The Bad, the Banned, and the Maligned: Formulating with Your Hands Tied

The Bad, the Banned, and the Maligned: Formulating with Your Hands Tied

It’s getting harder to be a cosmetic formulator these days. You need to not only achieve product performance, but you have to use ingredients that are acceptable to your marketers, government regulators, and discerning consumers. That often means avoiding a lot of standard, reliable ingredients. We’ll examine which ones in this article.

Banned by regulators

Some ingredients are banned for use in cosmetics. FDA bans these 10 ingredients (or classes of ingredients) while the EU lists over 1300. The overreaching rule in both regulatory frameworks is that it is illegal to produce unsafe cosmetic products.

Vilified Ingredients

While regulatory agencies ban ingredients for proven health concerns, some sources—such as NGO advocacy groups, natural marketers, and misinformed consumers—call for ingredient bans without supporting science. So even if an ingredient is safe to use, you may be asked to avoid it.

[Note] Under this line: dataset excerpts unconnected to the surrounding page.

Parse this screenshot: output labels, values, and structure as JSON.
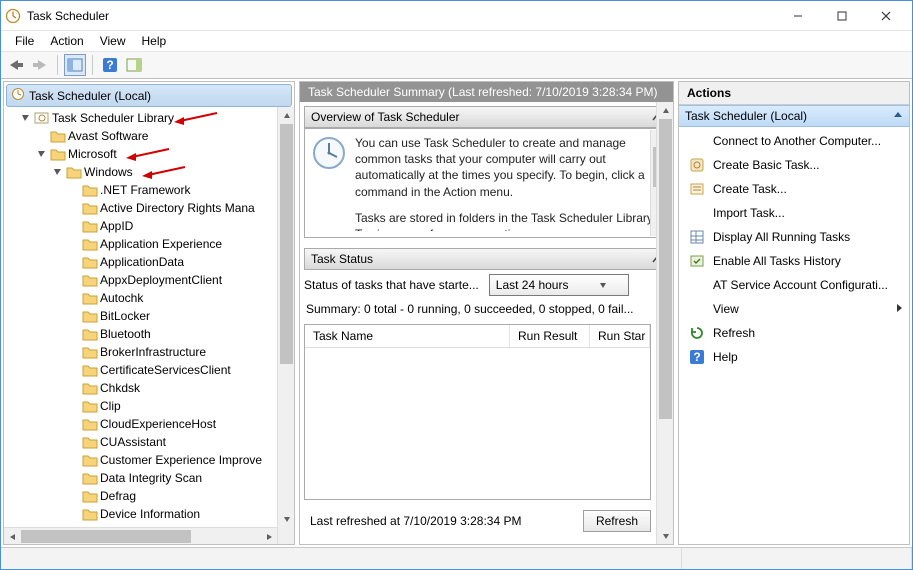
{
  "window": {
    "title": "Task Scheduler"
  },
  "menus": [
    "File",
    "Action",
    "View",
    "Help"
  ],
  "tree": {
    "root": "Task Scheduler (Local)",
    "library": "Task Scheduler Library",
    "avast": "Avast Software",
    "microsoft": "Microsoft",
    "windows": "Windows",
    "items": [
      ".NET Framework",
      "Active Directory Rights Mana",
      "AppID",
      "Application Experience",
      "ApplicationData",
      "AppxDeploymentClient",
      "Autochk",
      "BitLocker",
      "Bluetooth",
      "BrokerInfrastructure",
      "CertificateServicesClient",
      "Chkdsk",
      "Clip",
      "CloudExperienceHost",
      "CUAssistant",
      "Customer Experience Improve",
      "Data Integrity Scan",
      "Defrag",
      "Device Information"
    ]
  },
  "summary": {
    "header": "Task Scheduler Summary (Last refreshed: 7/10/2019 3:28:34 PM)",
    "overview_title": "Overview of Task Scheduler",
    "overview_p1": "You can use Task Scheduler to create and manage common tasks that your computer will carry out automatically at the times you specify. To begin, click a command in the Action menu.",
    "overview_p2": "Tasks are stored in folders in the Task Scheduler Library. To view or perform an operation on an",
    "status_title": "Task Status",
    "status_label": "Status of tasks that have starte...",
    "status_period": "Last 24 hours",
    "status_summary": "Summary: 0 total - 0 running, 0 succeeded, 0 stopped, 0 fail...",
    "cols": [
      "Task Name",
      "Run Result",
      "Run Star"
    ],
    "footer": "Last refreshed at 7/10/2019 3:28:34 PM",
    "refresh": "Refresh"
  },
  "actions": {
    "title": "Actions",
    "section": "Task Scheduler (Local)",
    "items": [
      {
        "icon": "blank",
        "label": "Connect to Another Computer..."
      },
      {
        "icon": "basic",
        "label": "Create Basic Task..."
      },
      {
        "icon": "task",
        "label": "Create Task..."
      },
      {
        "icon": "blank",
        "label": "Import Task..."
      },
      {
        "icon": "grid",
        "label": "Display All Running Tasks"
      },
      {
        "icon": "hist",
        "label": "Enable All Tasks History"
      },
      {
        "icon": "blank",
        "label": "AT Service Account Configurati..."
      },
      {
        "icon": "arrow",
        "label": "View"
      },
      {
        "icon": "refresh",
        "label": "Refresh"
      },
      {
        "icon": "help",
        "label": "Help"
      }
    ]
  }
}
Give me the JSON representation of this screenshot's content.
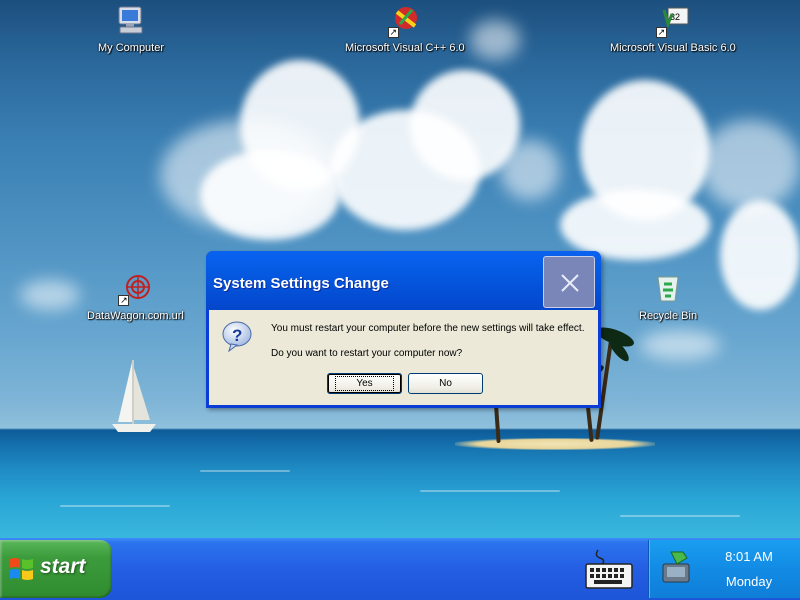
{
  "desktop": {
    "icons": [
      {
        "label": "My Computer",
        "icon": "my-computer-icon"
      },
      {
        "label": "Microsoft Visual C++ 6.0",
        "icon": "visual-cpp-icon"
      },
      {
        "label": "Microsoft Visual Basic 6.0",
        "icon": "visual-basic-icon"
      },
      {
        "label": "DataWagon.com.url",
        "icon": "internet-shortcut-icon"
      },
      {
        "label": "Recycle Bin",
        "icon": "recycle-bin-icon"
      }
    ]
  },
  "dialog": {
    "title": "System Settings Change",
    "message_1": "You must restart your computer before the new settings will take effect.",
    "message_2": "Do you want to restart your computer now?",
    "yes_label": "Yes",
    "no_label": "No",
    "icon": "question-icon"
  },
  "taskbar": {
    "start_label": "start",
    "time": "8:01 AM",
    "day": "Monday"
  },
  "colors": {
    "titlebar": "#0559e0",
    "dialog_bg": "#ece9d8",
    "taskbar": "#245ee3",
    "start_button": "#3c9c3c",
    "tray": "#128be4"
  }
}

Such examples are listed below.

  • Preservatives

Pretty much all formulas need preservatives, but lots of cosmetic marketers want to use the phrase “preservative free.” This puts formulators in a bind. Some of the most effective and reliable preservatives have developed such poor reputations that many formulators just avoid them.

  • Surfactants

Surfactants are the most widely used functional ingredients in cosmetics but some of them have developed poor reputations, like Sodium Lauryl Sulfate and Sodium Laureth Sulfate.

  • Conditioning Ingredients

Some the best conditioning ingredients are from the petroleum industry, leading to a bad reputation, such as Petrolatum, Mineral Oil, and Propylene Glycol.

  • Talc

Talc (hydrous magnesium silicate) is a powdered ingredient that was linked to ovarian cancer in a study published during the 1990s. The most recent talc data demonstrated that talc is safe when used as directed. However, science doesn’t always matter in marketing.

  • Fragrances

Cosmetics without fragrance just don’t sell as well. Unfortunately, some groups have convinced consumers all fragrances are awful.

  • Color pigments

Some groups have declared that artificial colorants are carcinogenic, though this claim is not supported by science.

On the contrary, colorants are the most highly regulated ingredients in cosmetics. Each batch of colorant must be approved by FDA prior to use. Any color additive that is found to cause cancer in animals (or humans) may not be used in cosmetics.